Парень лежал недвижимо, уставившись пустыми глазами в небо. На молодом лице теплился румянец.
По сути, мне крупно повезло. Услышав крик, задрав голову и увидев летящее на меня тело, навряд ли у меня осталось бы время, чтобы отшатнуться. Если бы он упал на меня, то, скорее всего, этого столкновения не пережили бы мы оба. А так – не я лежал теперь на холодном каменном тротуаре. Я же стоял всего в полушаге, не зная что и делать.
Лишние контакты с людьми ни к чему хорошему не приводят. Любой из них может закончиться вполне прогнозируемыми неприятностями. Вот так могло случиться и сейчас.
Каждый раз, когда к вам кто-то обращается на улице, звонит по телефону или в дверь – ему что-то нужно от вас. Этот кто-то хочет что-то продать, что-то купить, оказать услугу или ее получить. Ему не интересно, кто вы, чем дышите, хороший ли вы человек, значение имеет ресурс – деньги, возможности, связи. Отвечая по домофону или на звонок с неизвестного номера, вы с вероятностью 90% впускаете в свою жизнь очередного афериста. Новый знакомый запросто может втянуть вас в мутную тему с кредитованием, биткоином, негосударственным пенсионным фондом или, честно и незавуалированно ограбить!
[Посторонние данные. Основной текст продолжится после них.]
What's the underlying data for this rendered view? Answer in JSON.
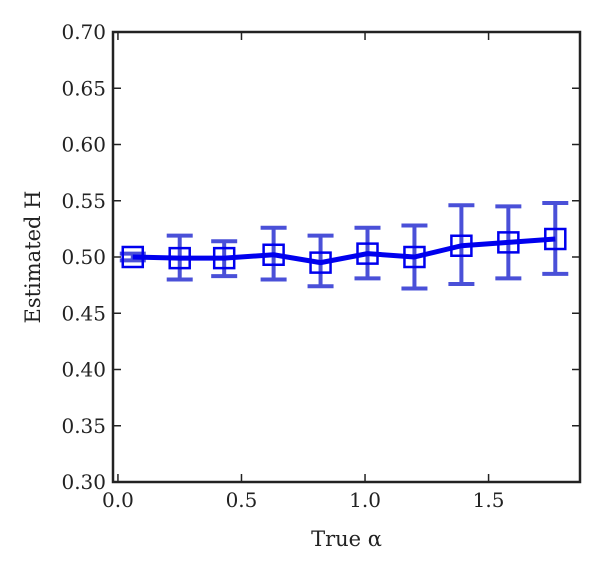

Но вы все равно останавливаетесь, снимаете трубку, сами открываете им двери. Быть благонадежным гражданином стало важнее инстинкта самосохранения. А это значит – сдавать кровь, жертвовать нуждающимся, голосовать на выборах, ходить на митинги.
Так работает психика общественных животных. Из опасения обидеть отказом, пусть и случайного знакомого, они готовы претерпеть личный моральный и материальный убыток, а возможно рискнуть жизнью.
В то же время, мы перестали делиться вниманием с действительно близкими людьми. Перестали друг-другу звонить, чтобы просто поболтать, услышать в трубке знакомый голос и спросить: «Ты как, дружище?». Голос этот заменил скроллинг ленты в социальной сети с беспорядочным судорожным лайканием постановочных селфи вечером на сон грядущий.
Сотни селфи, тысячи селфи, отображающих благонадежного гражданина с претензией на оригинальность его усредненной пустой личности.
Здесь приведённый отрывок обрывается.